The Bigger The Risk, The Bigger The Reward

Given the cryptocurrency & NFT implosions over the past few months (including various exchanges going bust and locking out customers from their accounts, values crashing, scams etc), I’ve read and heard people using the phrase “the bigger the risk, the bigger the reward” more than usual. I think it’s worth examining it a little as I think it’s used to justify decisions and behaviour that don’t seem grounded in proper financial consideration. Both “the risk” and “the reward” need to be considered as I’m not sure either are accurate ways of looking at the decisions this phrase justifies.

Big risks…but rewards?

The Risk
Risk is an interesting word in English as it’s not particularly specific. What constitutes a risk is hugely subjective. In finance there are two forms of investment risk – volatility and complete loss. These are two completely different things and represent the differences between sound investments and speculation.

Volatility is largely an emotional risk – it’s very much the personal in personal finance. How calm have you been checking your investment balances this year? Or in 2008? Or in 2001? If you were (or are) invested into broad based index funds, hopefully you were super calm! This is because the day to day of the market is just noise for you. It’s largely meaningless. Volatility is nothing to get excited or worried about; it’s to be expected. You work on the (historically supported) assumption that the markets you have invested in will rise over time. There are many theories as to why this is, but ultimately the risk posed by volatility is not financial, it’s emotional. As long as you can stay the course, risk is largely down to whether you can stomach a spiky graph.

On the other hand, complete loss is a totally different form of risk. It’s not something you need to be concerned about when investing in index funds as a complete loss means that a market economy has ceased to exist – in which case you have far bigger problems to contend with! Complete loss is the form of risk associated with an asset that can lose all its value – individual stocks, cryptocurrency, NFTs, beanie babies etc. This is a huge financial risk when compared with emotionally enduring volatility, to the extent that a prudent investor must recognise the gulf between the two. Accepting the risk of complete loss doesn’t make you a particularly savvy investor, it makes you a speculator.

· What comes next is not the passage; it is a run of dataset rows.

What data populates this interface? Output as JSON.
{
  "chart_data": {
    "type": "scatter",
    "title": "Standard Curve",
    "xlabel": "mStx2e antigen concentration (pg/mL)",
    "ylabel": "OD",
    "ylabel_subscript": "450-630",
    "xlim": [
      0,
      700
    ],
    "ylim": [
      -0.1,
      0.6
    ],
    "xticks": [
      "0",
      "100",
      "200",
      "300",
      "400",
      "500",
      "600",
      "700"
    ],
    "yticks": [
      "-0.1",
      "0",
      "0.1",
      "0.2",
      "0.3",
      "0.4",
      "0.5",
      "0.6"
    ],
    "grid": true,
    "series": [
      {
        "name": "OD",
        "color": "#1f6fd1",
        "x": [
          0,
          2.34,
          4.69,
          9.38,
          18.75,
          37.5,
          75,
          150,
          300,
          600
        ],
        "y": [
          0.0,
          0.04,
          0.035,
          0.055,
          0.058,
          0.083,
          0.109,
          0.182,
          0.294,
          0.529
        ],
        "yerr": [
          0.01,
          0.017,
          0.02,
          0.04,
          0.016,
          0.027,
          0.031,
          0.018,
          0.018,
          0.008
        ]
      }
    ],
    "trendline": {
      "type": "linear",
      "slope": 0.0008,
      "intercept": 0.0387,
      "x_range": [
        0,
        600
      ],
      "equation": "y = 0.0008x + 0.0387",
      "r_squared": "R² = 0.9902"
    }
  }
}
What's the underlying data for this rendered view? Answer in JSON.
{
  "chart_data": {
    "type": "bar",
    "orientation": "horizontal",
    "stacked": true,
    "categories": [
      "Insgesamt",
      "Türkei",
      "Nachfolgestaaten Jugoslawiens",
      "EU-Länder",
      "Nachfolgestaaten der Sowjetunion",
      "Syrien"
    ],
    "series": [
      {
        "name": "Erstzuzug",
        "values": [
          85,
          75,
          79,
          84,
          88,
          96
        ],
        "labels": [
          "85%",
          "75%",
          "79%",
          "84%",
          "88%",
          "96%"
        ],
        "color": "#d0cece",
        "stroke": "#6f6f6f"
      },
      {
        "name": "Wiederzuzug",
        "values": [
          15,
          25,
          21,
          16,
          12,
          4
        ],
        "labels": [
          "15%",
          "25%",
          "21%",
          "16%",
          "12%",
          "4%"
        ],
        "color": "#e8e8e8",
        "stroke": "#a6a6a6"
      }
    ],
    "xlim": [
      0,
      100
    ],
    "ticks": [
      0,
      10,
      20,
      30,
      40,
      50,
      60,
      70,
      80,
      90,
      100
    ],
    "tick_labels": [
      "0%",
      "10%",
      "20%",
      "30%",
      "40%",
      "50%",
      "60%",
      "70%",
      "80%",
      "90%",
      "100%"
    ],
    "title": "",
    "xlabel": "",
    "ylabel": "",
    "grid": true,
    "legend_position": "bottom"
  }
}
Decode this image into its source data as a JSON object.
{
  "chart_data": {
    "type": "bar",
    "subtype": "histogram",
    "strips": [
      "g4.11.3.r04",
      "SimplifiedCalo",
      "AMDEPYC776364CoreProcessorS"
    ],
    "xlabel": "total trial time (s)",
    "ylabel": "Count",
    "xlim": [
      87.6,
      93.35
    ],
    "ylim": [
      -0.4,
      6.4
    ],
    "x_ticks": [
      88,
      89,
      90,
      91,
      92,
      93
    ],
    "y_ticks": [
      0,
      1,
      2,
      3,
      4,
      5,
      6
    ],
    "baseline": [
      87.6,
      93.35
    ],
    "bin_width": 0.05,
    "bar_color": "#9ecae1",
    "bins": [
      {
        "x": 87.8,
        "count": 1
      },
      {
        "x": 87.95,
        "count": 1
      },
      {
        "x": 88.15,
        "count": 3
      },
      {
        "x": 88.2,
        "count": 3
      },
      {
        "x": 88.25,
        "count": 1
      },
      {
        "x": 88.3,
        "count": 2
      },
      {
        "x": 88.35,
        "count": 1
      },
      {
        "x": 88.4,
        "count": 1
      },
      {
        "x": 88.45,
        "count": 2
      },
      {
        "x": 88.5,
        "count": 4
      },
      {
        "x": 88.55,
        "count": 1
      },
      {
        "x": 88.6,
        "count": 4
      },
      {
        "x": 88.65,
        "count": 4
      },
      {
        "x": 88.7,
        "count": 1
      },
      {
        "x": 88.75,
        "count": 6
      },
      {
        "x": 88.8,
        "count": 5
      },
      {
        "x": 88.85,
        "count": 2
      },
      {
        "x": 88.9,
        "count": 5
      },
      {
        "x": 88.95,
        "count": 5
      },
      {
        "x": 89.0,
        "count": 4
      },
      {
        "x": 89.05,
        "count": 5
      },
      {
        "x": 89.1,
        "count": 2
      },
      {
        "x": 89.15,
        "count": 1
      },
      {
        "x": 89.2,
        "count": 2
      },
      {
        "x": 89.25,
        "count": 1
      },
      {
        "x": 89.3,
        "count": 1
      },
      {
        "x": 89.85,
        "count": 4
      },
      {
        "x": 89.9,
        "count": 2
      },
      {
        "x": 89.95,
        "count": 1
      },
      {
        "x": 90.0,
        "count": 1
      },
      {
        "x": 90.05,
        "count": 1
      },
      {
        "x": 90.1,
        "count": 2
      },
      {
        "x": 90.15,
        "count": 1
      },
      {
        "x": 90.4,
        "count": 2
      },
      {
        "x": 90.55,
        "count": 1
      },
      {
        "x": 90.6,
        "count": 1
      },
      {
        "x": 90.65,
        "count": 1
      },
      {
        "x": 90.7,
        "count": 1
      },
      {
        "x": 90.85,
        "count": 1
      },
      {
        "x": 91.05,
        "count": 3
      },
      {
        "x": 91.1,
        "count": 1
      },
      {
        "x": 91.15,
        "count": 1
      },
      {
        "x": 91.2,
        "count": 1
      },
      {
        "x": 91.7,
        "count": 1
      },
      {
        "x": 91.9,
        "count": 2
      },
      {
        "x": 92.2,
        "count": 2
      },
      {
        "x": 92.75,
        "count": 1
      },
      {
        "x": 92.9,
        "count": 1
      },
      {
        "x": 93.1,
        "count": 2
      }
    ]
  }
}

Volatility is a risk that can be lived with if you have basic financial literacy. Complete loss is not a risk that should be tolerated, particularly if you are as personally interested in the “RE” of “FIRE.” The phrase surely reflects embracing the speculative latter rather than the risk of volatility.

The Reward
Considering your own biases is important in understanding the implicit rewards in “the bigger the risk, the bigger the reward.”

The phrasing plays to your confirmation bias by disproportionately representing the upside of a risk. If we are considering the risk of complete loss, (certainly the bigger risk when compared to the risk of enduring volatility) then the statement should be rephrased as “the bigger the risk, the higher the probability your supposed asset will lose you money.” Doesn’t sound so upbeat now does it? The original phrasing is like a mental shortcut, bypassing the inconvenient truth that the risk of being wiped out is more likely than the reward. This is what an investor wants to avoid, not embrace! It justifies poor financial behaviour by cherry-picking probabilities.

Let’s, for a second, consider a situation where taking a big risk has seemingly paid off. In this case, the risk actually expands beyond loss – If you do go “to the moon” with an asset, but keep these as paper gains, you haven’t been rewarded. You’ve simply expanded your risk. Now you have confirmation bias playing an even larger part in decision making to increase the risk even further. The longer you hold this risky asset, the greater the probability of a market downswing taking you back to the same place you started. You have to combat your own bias – you were not a genius investor, you were a lucky speculator. You need look no further than the recently chastened crypto crowd to see the power of this bias. Unfortunately the risk did not turn to reward.

“But what if you sold the asset at the top of the market!” the speculators counter with. The thing is, the vast majority didn’t sell their cryptocurrency and NFTs several months ago. You can’t time the market! That pesky bias where you wanted to believe that the risk had paid off also feeds your sense that it was your actions, rather than luck, that caused it. Various news outlets have reported that the crypto market’s value has decreased by two thirds. Did everyone sell at the right time? Nope. Many are still holding, convinced that they’re buying a dip. Again, no rewards to be found.

If you bought cryptocurrency prior to a few months ago and felt like a genius based on your paper gains, you have probably now realised that rewards should be based in money, not ego. If your speculative asset went big, but you held on as it nosedived as fast as it grew you haven’t received a reward.

Some people have made money from all of this. They were lucky. Most have lost an awful lot and continue to do so. The idea of big risks giving big rewards so often rests on a fallacious consideration of the particular risk, combined with the bias of fixating on potential rewards despite the probabilities. It’s lying to yourself.